We continued significant exploration and development activities in the Gulf of Mexico in 2014, with an average contracted offshore rig fleet of nine mobile rigs and five platform rigs. We also secured five blocks in the central and western lease sales in 2014.
We have significant tight-gas and liquids-rich shale acreage including in the Marcellus and Utica shales, centred on Pennsylvania in northeast USA and the Delaware Permian Basin in west Texas.
During 2014, we divested our interests in the Eagle Ford shale formation in Texas, the Mississippi Lime in Kansas, the Utica shale position in Ohio and our acreage in the Sandwash Niobrara basins in Colorado. In addition, we sold our Haynesville gas assets in Louisiana for cash and sold our Pinedale gas assets in Wyoming in exchange for cash and additional acreage in the Marcellus and Utica shale areas in Pennsylvania.

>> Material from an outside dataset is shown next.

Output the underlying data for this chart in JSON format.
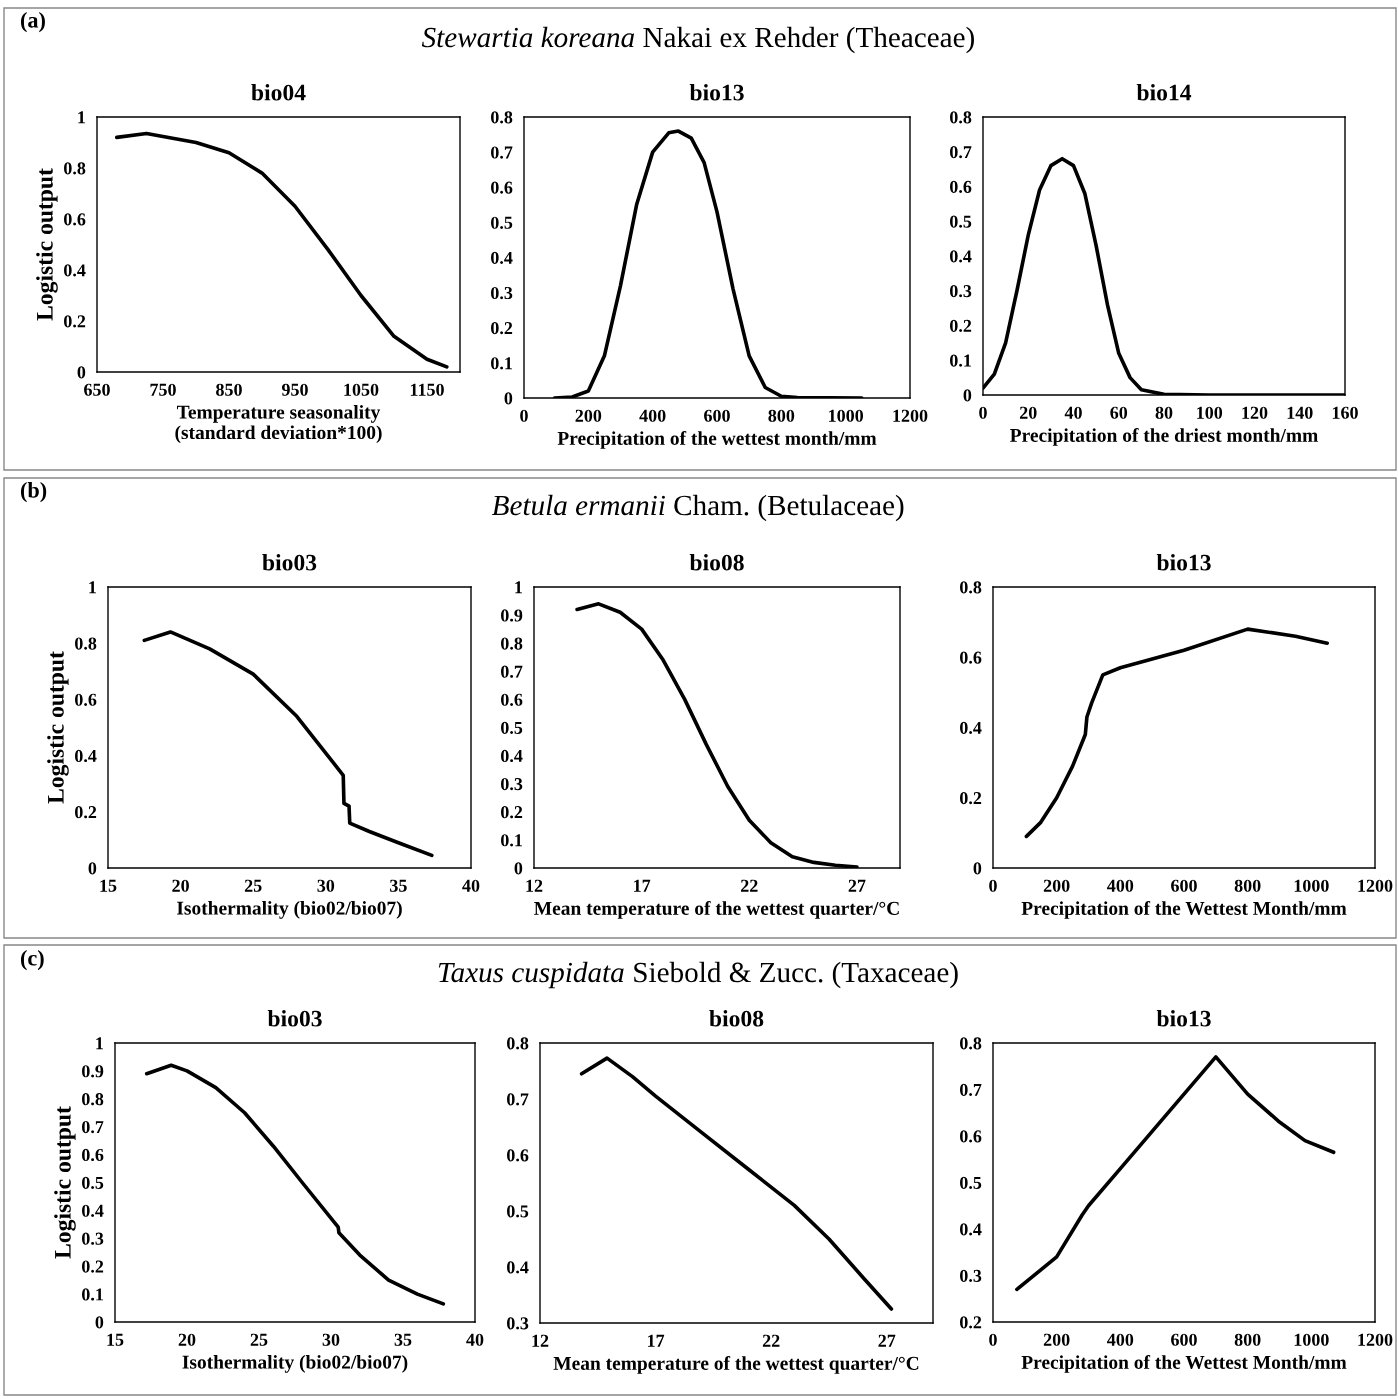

In recent years, we have invested significant amounts in our tight-gas and liquids-rich shale portfolio. There is still a large amount of drilling that must be conducted in our properties in order to establish our future plans. Following the asset sales in 2014, the current focus is on derisking and future development of our core assets, while continuing to look for options to enhance the value of our portfolio in the current market.
We have a 51.8% interest in Aera Energy LLC (Aera), which has assets in the San Joaquin Valley and Los Angeles Basin areas of southern California. Aera operates more than 15,000 wells, producing approximately 130 thousand boe/d of heavy oil and gas.
We have more than 410 federal leases for exploration in the Beaufort and Chukchi seas in Alaska. In January 2014, we decided to suspend our 2014 drilling campaign due to obstacles raised by the Ninth Circuit Court of Appeal’s decision with regard to the Department of the Interior’s (DOI) 2008 oil and gas lease sale in the Chukchi Sea. In August 2014, we submitted an Exploration Plan for a two-rig programme in the Chukchi Sea. In March 2015, the DOI released a Record of Decision reaffirming Lease Sale 193 and clearing the way for the Bureau of Ocean and Energy Management (BOEM) to conclude its review of the Revised Chukchi Sea Exploration Plan. Shell has begun to mobilise vessels in readiness for exploration.